Guardian Backup System
The backup system consists of three main parts. A script and excludes file that are located on the host to be backed up, an intermediary zone, and a backup host which interfaces with the backup storage and also runs the zone.
A script and excludes file are used on the host to be backed up. The script will backup the entire system (minus anything in the excludes file) to an intermediate zone (currently Guardian) using rsync and the host's keytab. The script also takes an argument to dump databases from a local MySQL server or LDAP server before rsyncing in order to preserve consistency. In this case, a databases file is also needed which contains the databases to be backed up as well as their engine type (currently supports MyISAM and InnoDB). The backup script is executed by an entry in the root crontab. Hosts are currently scheduled to run every 5 minutes with the hour and half-hour off to allow any long-running backups some extra time to finish.
A variant of this script is used to backup shared storage directories independent of their hosts (for example, nfs-mail).
Guardian is the current intermediate container that all of the systems back up to and from which the backup host copies the backups to more permanent storage. All of the hosts that are to be backed up need to have their host principal in ~root/.k5login on the zone in order to allow them to passwordless rsync using GSSAPI. The reasons for using an intermediate zone are 1) Speed: the zone's storage is tuned primarily for speed so that backups have a minimal impact on the host while the permanent storage is tuned for maximum space savings and 2) Security: if a host is compromised, only root at Guardian is gained and previously made backups are much harder to compromise.
Guardian is stored on the same ZPool as the long-term backup storage.
Snares and Bottom are currently being used with iSCSI drives exported from Alexandria as the backup host for long-term storage. The zfs filesystem here (via the zfs-linux project from Lawrence Livermore National Laboratory) is organized by system. Every morning at 0430, the active server rsyncs a copy of each host's latest backup from guardian to permanent storage and then snapshots the backup. The script also checks to make sure each host actually ran the backup using a per-host checkin file which contains the UNIX Timestamp of when the host finished running its backup script. When it is done, it sends a summary email with information about which hosts did and did not backup successfully along with how long the migration took.

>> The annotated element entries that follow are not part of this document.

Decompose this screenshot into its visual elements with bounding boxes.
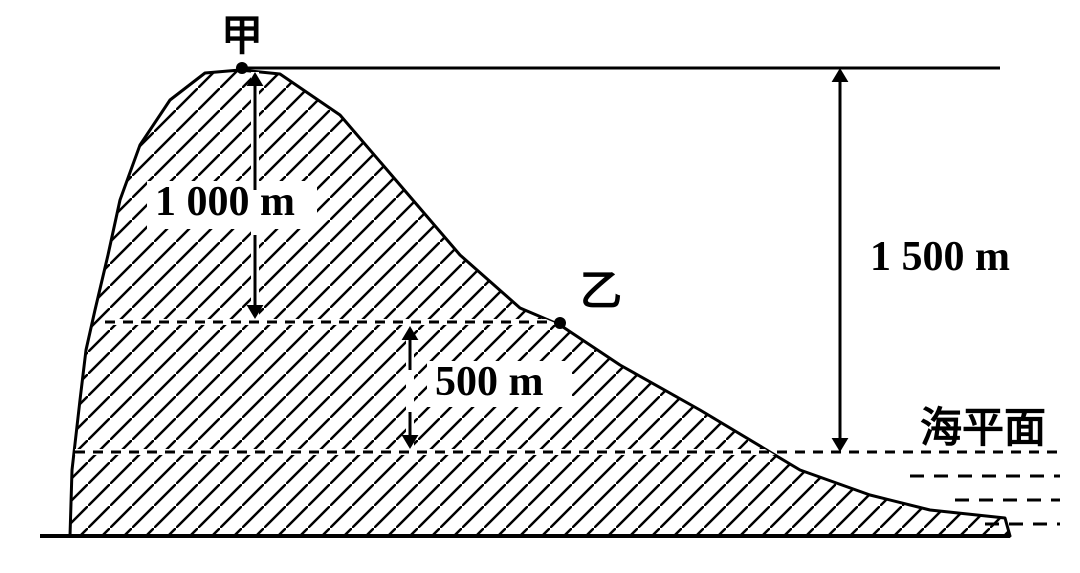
arrowhead <box>832 438 849 452</box>
label-jia: 甲 <box>221 14 263 60</box>
elevation-diagram: 1 500 m 1 000 m 500 m 甲乙海平面 <box>0 0 1080 573</box>
measure-500-label: 500 m <box>435 359 544 405</box>
point-jia <box>236 62 248 74</box>
measure-1500-label: 1 500 m <box>870 234 1010 280</box>
measure-1000-label: 1 000 m <box>155 179 295 225</box>
label-yi: 乙 <box>580 269 622 315</box>
point-yi <box>554 317 566 329</box>
mountain-hatch <box>0 0 1080 573</box>
label-sea-level: 海平面 <box>920 405 1046 452</box>
arrowhead <box>832 68 849 82</box>
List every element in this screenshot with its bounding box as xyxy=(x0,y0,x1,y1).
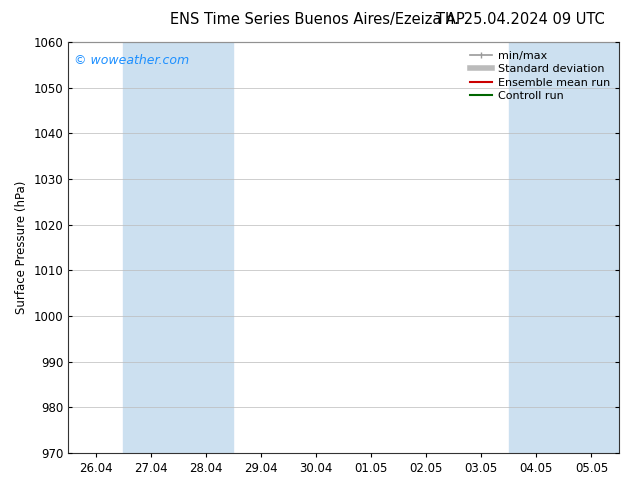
Text: ENS Time Series Buenos Aires/Ezeiza AP: ENS Time Series Buenos Aires/Ezeiza AP xyxy=(170,12,464,27)
Bar xyxy=(509,42,619,453)
Y-axis label: Surface Pressure (hPa): Surface Pressure (hPa) xyxy=(15,181,28,314)
Bar xyxy=(123,42,233,453)
Text: © woweather.com: © woweather.com xyxy=(74,54,189,68)
Legend: min/max, Standard deviation, Ensemble mean run, Controll run: min/max, Standard deviation, Ensemble me… xyxy=(467,48,614,104)
Text: Th. 25.04.2024 09 UTC: Th. 25.04.2024 09 UTC xyxy=(436,12,604,27)
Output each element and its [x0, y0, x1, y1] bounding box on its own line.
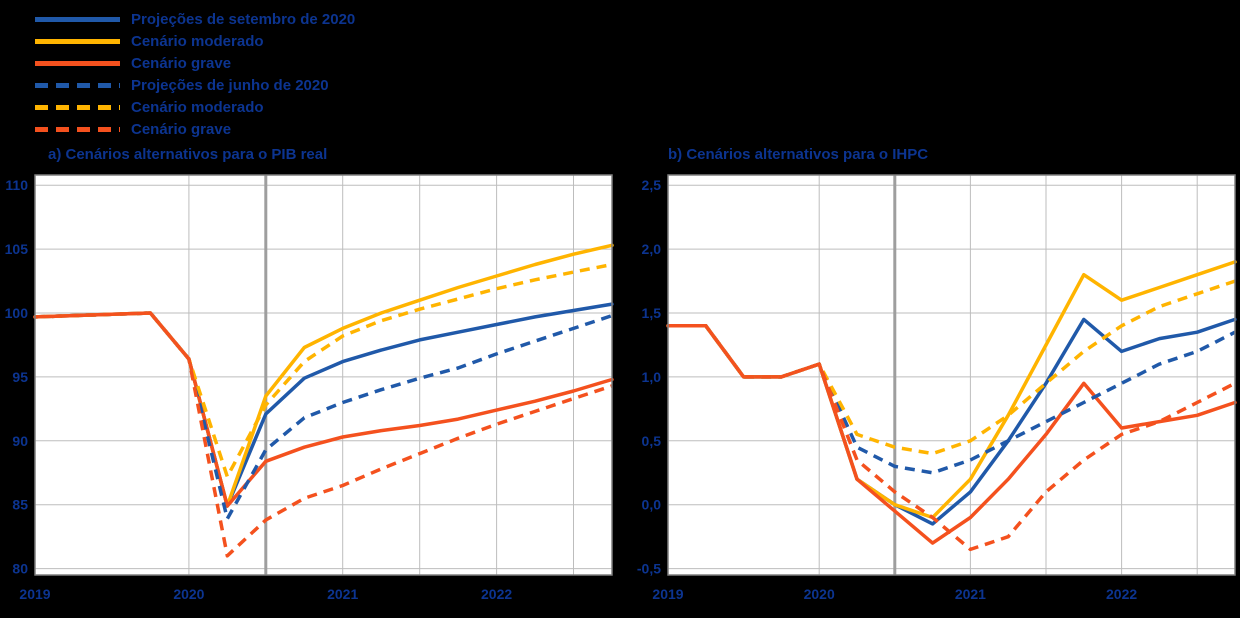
legend-item-label: Cenário grave [131, 54, 232, 72]
x-tick-label: 2022 [1106, 586, 1137, 602]
chart-panel-hicp: b) Cenários alternativos para o IHPC 2,5… [620, 146, 1240, 612]
y-tick-label: 110 [5, 177, 28, 193]
y-tick-label: 105 [5, 241, 29, 257]
y-tick-label: 80 [12, 561, 28, 577]
legend-line-swatch-dashed-yellow [35, 104, 120, 110]
x-tick-label: 2020 [804, 586, 835, 602]
y-tick-label: 0,5 [642, 433, 662, 449]
legend-item-june-projections: Projeções de junho de 2020 [35, 74, 355, 96]
legend-item-september-projections: Projeções de setembro de 2020 [35, 8, 355, 30]
series-line-solid-2 [33, 311, 614, 508]
legend-line-swatch-solid-orange [35, 60, 120, 66]
series-line-dashed-5 [668, 324, 1236, 552]
legend-item-label: Projeções de junho de 2020 [131, 76, 329, 94]
x-tick-label: 2021 [955, 586, 986, 602]
series-line-dashed-5 [34, 311, 613, 558]
chart-panel-gdp: a) Cenários alternativos para o PIB real… [0, 146, 620, 612]
y-tick-label: 100 [5, 305, 29, 321]
legend-item-moderate-scenario: Cenário moderado [35, 30, 355, 52]
x-tick-label: 2019 [19, 586, 50, 602]
legend-line-swatch-dashed-orange [35, 126, 120, 132]
legend-item-severe-scenario-june: Cenário grave [35, 118, 355, 140]
x-tick-label: 2022 [481, 586, 512, 602]
y-tick-label: 1,5 [642, 305, 662, 321]
legend-item-label: Cenário moderado [131, 98, 264, 116]
y-tick-label: 1,0 [642, 369, 662, 385]
legend-line-swatch-solid-yellow [35, 38, 120, 44]
legend-item-moderate-scenario-june: Cenário moderado [35, 96, 355, 118]
legend-item-label: Projeções de setembro de 2020 [131, 10, 356, 28]
chart-title-hicp: b) Cenários alternativos para o IHPC [668, 146, 929, 163]
plot-border [667, 174, 1236, 576]
x-tick-label: 2019 [652, 586, 683, 602]
y-tick-label: 90 [12, 433, 28, 449]
x-tick-label: 2020 [173, 586, 204, 602]
chart-legend: Projeções de setembro de 2020 Cenário mo… [35, 8, 355, 140]
y-tick-label: 85 [12, 497, 28, 513]
y-tick-label: 0,0 [642, 497, 662, 513]
legend-item-label: Cenário grave [131, 120, 232, 138]
y-tick-label: 2,0 [642, 241, 662, 257]
legend-item-label: Cenário moderado [131, 32, 264, 50]
legend-line-swatch-solid-blue [35, 16, 120, 22]
legend-item-severe-scenario: Cenário grave [35, 52, 355, 74]
plot-area [668, 175, 1235, 575]
chart-plot-gdp: 80 85 90 95 100 105 110 2019 2020 2021 2022 [5, 174, 614, 602]
legend-line-swatch-dashed-blue [35, 82, 120, 88]
chart-title-gdp: a) Cenários alternativos para o PIB real [48, 146, 328, 163]
plot-border [34, 174, 613, 576]
chart-plot-hicp: 2,5 2,0 1,5 1,0 0,5 0,0 -0,5 2019 2020 2021 2022 [637, 174, 1237, 602]
series-line-dashed-4 [34, 262, 613, 479]
plot-area [35, 175, 612, 575]
y-tick-label: 95 [12, 369, 28, 385]
y-tick-label: 2,5 [642, 177, 662, 193]
y-tick-label: -0,5 [637, 561, 661, 577]
x-tick-label: 2021 [327, 586, 358, 602]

Initially, Agni was used as the backup host, however, it lacked sufficient memory to run many backups at speed and backup services were transferred to Fiordland as the number of backups grew. Backups were later migrated to Rockhopper when Fiordland developed temporary stability issues. As the number of backups grew, Rockhopper also had insufficient memory to handle daily backup duties and they were transferred to the SAN servers (although they are currently not managed by the cluster).
Adding a host
To setup a host to backup, copy the backup script and backup excludes file to the host and edit them appropriately. For a host with a mysql server, you will also need a backup-databases file as well as a .my.cnf file for root with appropriate credentials on each database to be backed up. For a host with an LDAP server, you will need a backup-ldapdatabases file.

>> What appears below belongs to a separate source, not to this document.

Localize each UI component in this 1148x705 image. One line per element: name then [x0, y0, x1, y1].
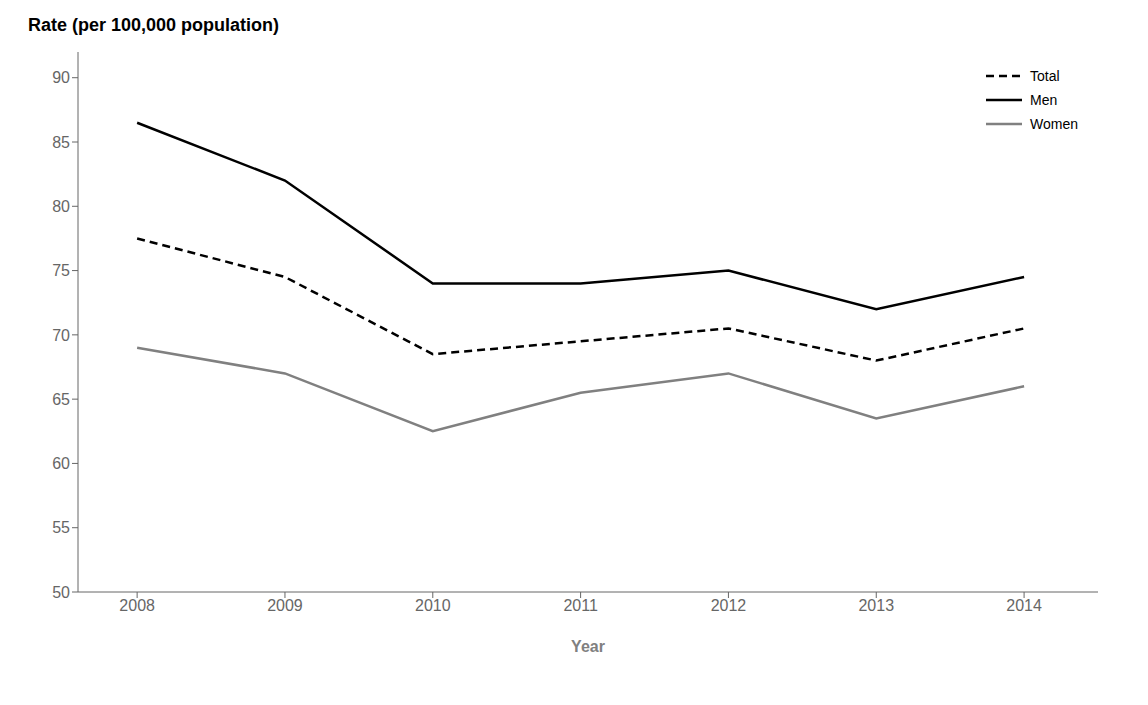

On Guardian, add the host's principal to /root/.k5login
On Snares or Bottom (whichever has the zpool imported), create a zfs filesystem for the host and add its FQDN to /root/scripts/backup-hosts so that the migration script knows about it. Then copy the backup-hosts file to the inactive server.
Now run the backup script to make sure everything works properly. You can check your excludes file by tailing the script's log file (default is /root/scripts/backup.log). After everything is working, add the backup script to the host crontab in the next available timeslot.

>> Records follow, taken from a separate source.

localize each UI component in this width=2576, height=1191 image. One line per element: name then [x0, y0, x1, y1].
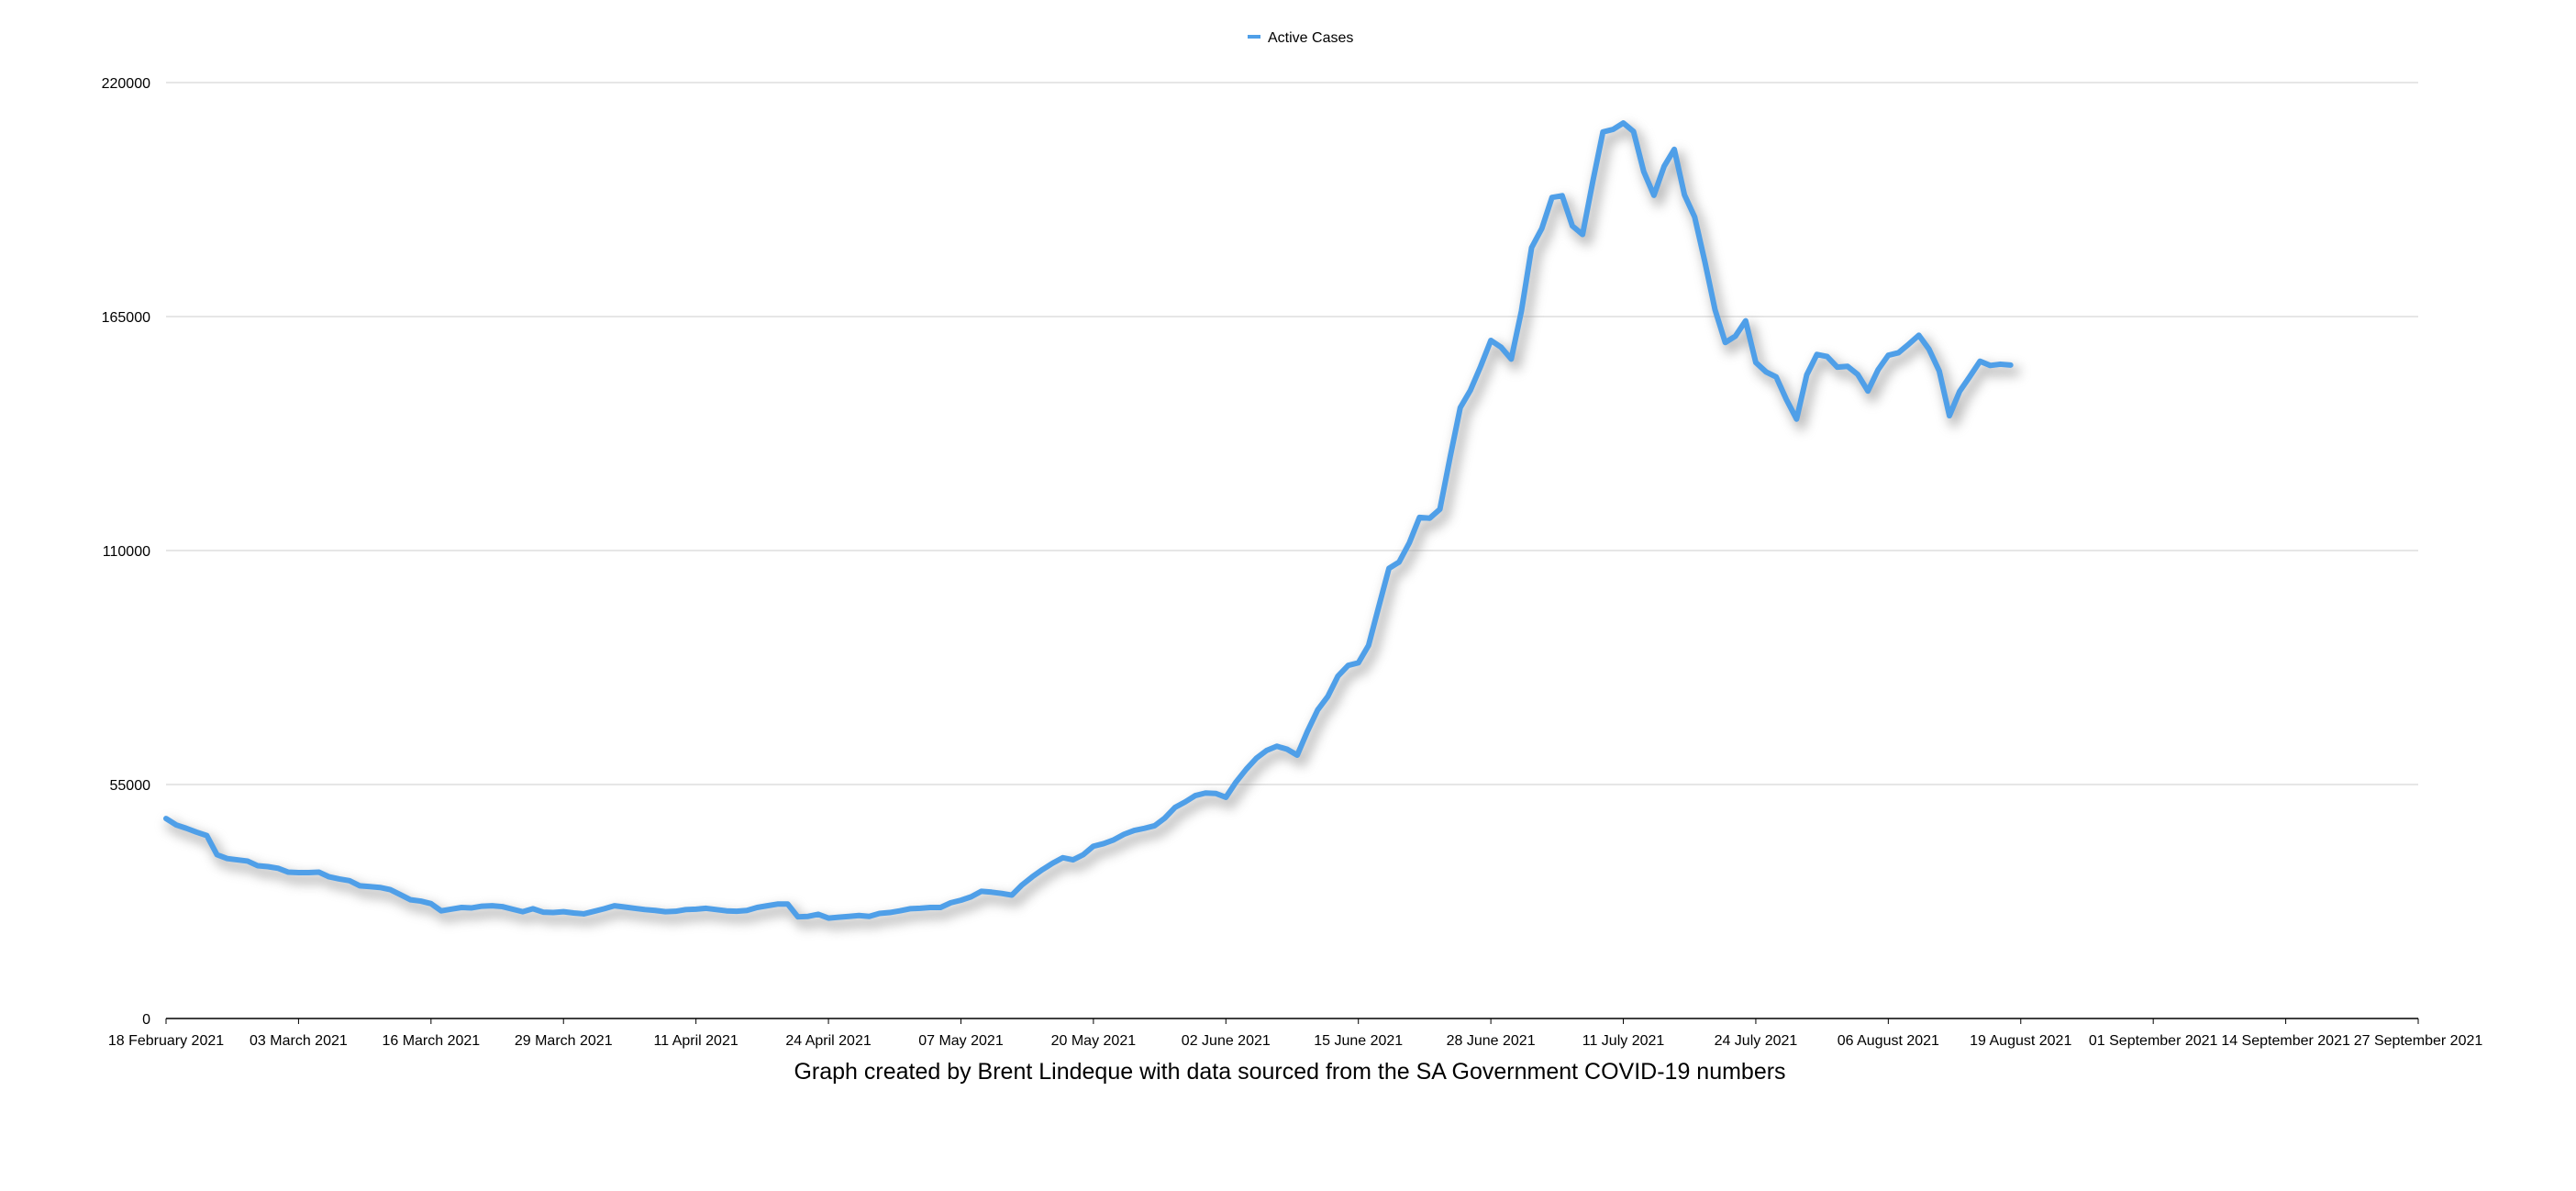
x-tick-label: 07 May 2021	[918, 1033, 1004, 1049]
x-tick-label: 24 July 2021	[1715, 1033, 1798, 1049]
x-tick-label: 24 April 2021	[785, 1033, 872, 1049]
legend-label: Active Cases	[1268, 30, 1353, 46]
legend: Active Cases	[1248, 30, 1353, 46]
x-tick-label: 27 September 2021	[2354, 1033, 2483, 1049]
x-tick-label: 16 March 2021	[382, 1033, 480, 1049]
data-points	[164, 121, 2014, 921]
x-tick-label: 15 June 2021	[1314, 1033, 1403, 1049]
x-tick-label: 28 June 2021	[1447, 1033, 1536, 1049]
gridlines	[166, 82, 2418, 785]
x-tick-label: 11 July 2021	[1582, 1033, 1665, 1049]
x-tick-label: 20 May 2021	[1051, 1033, 1137, 1049]
x-axis-ticks	[165, 1018, 2419, 1024]
x-tick-label: 01 September 2021	[2089, 1033, 2218, 1049]
x-tick-label: 02 June 2021	[1182, 1033, 1271, 1049]
chart-caption: Graph created by Brent Lindeque with dat…	[794, 1059, 1785, 1085]
y-tick-label: 55000	[110, 778, 151, 794]
x-tick-label: 14 September 2021	[2221, 1033, 2350, 1049]
x-axis-tick-labels: 18 February 2021 03 March 2021 16 March 20…	[108, 1033, 2483, 1049]
y-tick-label: 0	[142, 1012, 150, 1028]
x-tick-label: 19 August 2021	[1970, 1033, 2071, 1049]
x-tick-label: 18 February 2021	[108, 1033, 224, 1049]
y-axis-tick-labels: 0 55000 110000 165000 220000	[102, 76, 150, 1028]
series-line-active-cases	[163, 120, 2014, 921]
x-tick-label: 29 March 2021	[515, 1033, 613, 1049]
x-tick-label: 03 March 2021	[250, 1033, 348, 1049]
x-tick-label: 06 August 2021	[1838, 1033, 1939, 1049]
y-tick-label: 220000	[102, 76, 150, 92]
series-line-shadow	[165, 124, 2021, 930]
y-tick-label: 165000	[102, 310, 150, 326]
y-tick-label: 110000	[103, 544, 150, 560]
x-tick-label: 11 April 2021	[654, 1033, 738, 1049]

Periodically, both Host and AFS backups are migrated manually from the long term storage to a LTO-5 tapes stored in Scribe. These tapes are then taken offsite or stored in the school's vault. Because the LTFS system used on the tapes does not support directories or permissions, each host backup is tarred prior to being copied to tape. Over the summer, archival backups are also made of legacy student and host data that no longer needs to be backed up on a daily basis. These archives are also stored both offsite and in the vault.
Backups must check-in within 12 hours of the time when the migration script runs or it will flag them as having failed. Since the migration script runs at 4:30AM, this means backups should be scheduled sometime between 6PM and 3:30AM (currently our host backups start just after midnight and finish by about 0300).
Current Backup Schedule
The following is the current schedule of host backups. These are setup primarily in the order in which hosts were added to the system. All hosts run the standard backup script unless noted.
- 2200: nfs-mail (Directory Backup from Casey)
- 0005: ion
- 0010: bugs
- 0015: license
- 0020: monitor
- 0025: ns1
- 0030: INTENTIONALLY LEFT EMPTY
- 0035: Bottom
- 0040: ns2
- 0045: Galapagos
- 0050: smith
- 0055: Rockhopper
- 0100: INTENTIONALLY LEFT EMPTY
- 0105: openvpn
- 0110: Snares
- 0115: casey
- 0120: Antipodes
- 0125: iodine (runs MySQL)
- 0130: INTENTIONALLY LEFT EMPTY
- 0135: Weather
- 0140: www
- 0145: openafs4 (runs AFS)
- 0150: EMPTY
- 0155: openldap1 (runs LDAP)
- 0200: INTENTIONALLY LEFT EMPTY
- 0205: openldap2
- 0210: lists
- 0215: mysql1 (runs MySQL)
- 0220: openafs1 (runs AFS)
- 0225: EMPTY
- 0230: INTENTIONALLY LEFT EMPTY
- 0235: cups2
- 0240: haimageserver